Je lui ai dit au revoir dimanche. Lundi, je suis allé lui dire que je l’aimais sous sa fenêtre.

Robert Langevin, son compagnon

Robert Langevin réfléchit à un moyen qui permettrait aux admirateurs de Renée Claude de lui rendre un dernier hommage.

L’auteur-compositeur Stéphane Venne, qui a écrit quelques-unes des chansons inoubliables du répertoire de Renée Claude, n’était pas triste mardi. « Pour moi, elle est toujours là parce que ses chansons sont là. Et je ne suis pas triste parce qu’elle laisse quelque chose de collectif, un héritage, et c’est ce qui compte. »

Renée Claude n’incarnait rien de moins que la perfection aux yeux de Stéphane Venne. « Elle avait une qualité d’intériorité qui est le contraire du narcissisme. Ce n’était pas “regardez comme j’ai une belle voix !” »

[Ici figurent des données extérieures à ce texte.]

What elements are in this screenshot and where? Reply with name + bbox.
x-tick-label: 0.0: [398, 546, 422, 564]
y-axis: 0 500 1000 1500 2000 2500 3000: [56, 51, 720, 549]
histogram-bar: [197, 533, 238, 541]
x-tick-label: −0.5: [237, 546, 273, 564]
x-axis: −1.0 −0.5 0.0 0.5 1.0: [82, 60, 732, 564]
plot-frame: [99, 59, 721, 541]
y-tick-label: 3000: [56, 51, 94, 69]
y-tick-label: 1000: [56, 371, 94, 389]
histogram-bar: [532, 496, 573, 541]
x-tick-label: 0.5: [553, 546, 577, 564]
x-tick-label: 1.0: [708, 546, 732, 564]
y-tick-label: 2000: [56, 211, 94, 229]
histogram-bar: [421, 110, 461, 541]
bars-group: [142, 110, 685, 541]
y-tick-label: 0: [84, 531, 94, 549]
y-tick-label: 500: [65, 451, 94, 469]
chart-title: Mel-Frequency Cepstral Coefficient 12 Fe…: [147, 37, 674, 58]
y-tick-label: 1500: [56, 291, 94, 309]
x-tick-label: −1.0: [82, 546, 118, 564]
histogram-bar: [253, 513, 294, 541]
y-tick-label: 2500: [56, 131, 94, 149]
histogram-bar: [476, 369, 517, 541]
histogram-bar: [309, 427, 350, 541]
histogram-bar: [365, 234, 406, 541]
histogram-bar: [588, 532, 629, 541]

PHOTO MARCO CAMPANOZZI, ARCHIVES LA PRESSE

L’auteur-compositeur Stéphane Venne

Son interprétation, comme sa beauté, c’était parfait sans que ça paraisse. Elle m’a tout appris dans sa recherche têtue, patiente, de la perfection.

Stéphane Venne, auteur-compositeur

Sainte trinité

Depuis des années, la chanteuse souffrait de la maladie d’Alzheimer à son stade le plus avancé, comme l’avait confirmé son amoureux, Robert Langevin, au magazine Échos Vedettes en février 2019. M. Langevin avait précisé que les premiers symptômes étaient apparus il y a une dizaine d’années.

Dans les jours qui ont suivi la publication de cet article, le producteur Nicolas Lemieux a lancé le projet fou de réunir 11 chanteuses québécoises pour l’interprétation du succès Tu trouveras la paix (1971) écrit par Stéphane Venne et créé par Renée Claude. Une vidéo et une chanson ont été lancées le 8 mars 2019, Journée internationale des femmes, au profit de la Fondation du CHUM pour la recherche sur l’alzheimer.

> Écoutez la reprise de Tu trouveras la paix

Un grand spectacle, intitulé La mémoire du cœur, a suivi le 15 novembre 2019 à la Maison symphonique. C’est dire combien la chanteuse a occupé une place importante tant dans le cœur des Québécois que dans celui des membres de l’industrie musicale.

« Renée a vraiment fait partie d’une espèce de sainte trinité d’interprètes, avec Monique Leyrac et Pauline Julien. Elle fait partie de cette famille-là », rappelle l’animatrice Monique Giroux, qui a aussi été une amie très proche de la chanteuse, et qui a fait partie de l’organisation de La mémoire du cœur.

« Elle a allié la chanson à texte et la pop, elle a rallié tous les publics et ça, il n’y en a pas eu beaucoup des comme ça dans l’histoire », dit Monique Giroux, qui voit Renée Claude comme un mélange parfait entre Juliette Gréco et Françoise Hardy.

Pour Isabelle Boulay, Renée Claude aura su porter les textes comme peu d’autres chanteuses. « Elle est la définition même de l’interprète », dit celle qui a elle-même eu souvent l’occasion de la « réinterpréter », et qui s’en est beaucoup inspirée à ses débuts. Elle se souvient de l’avoir vue en spectacle sur de petites scènes.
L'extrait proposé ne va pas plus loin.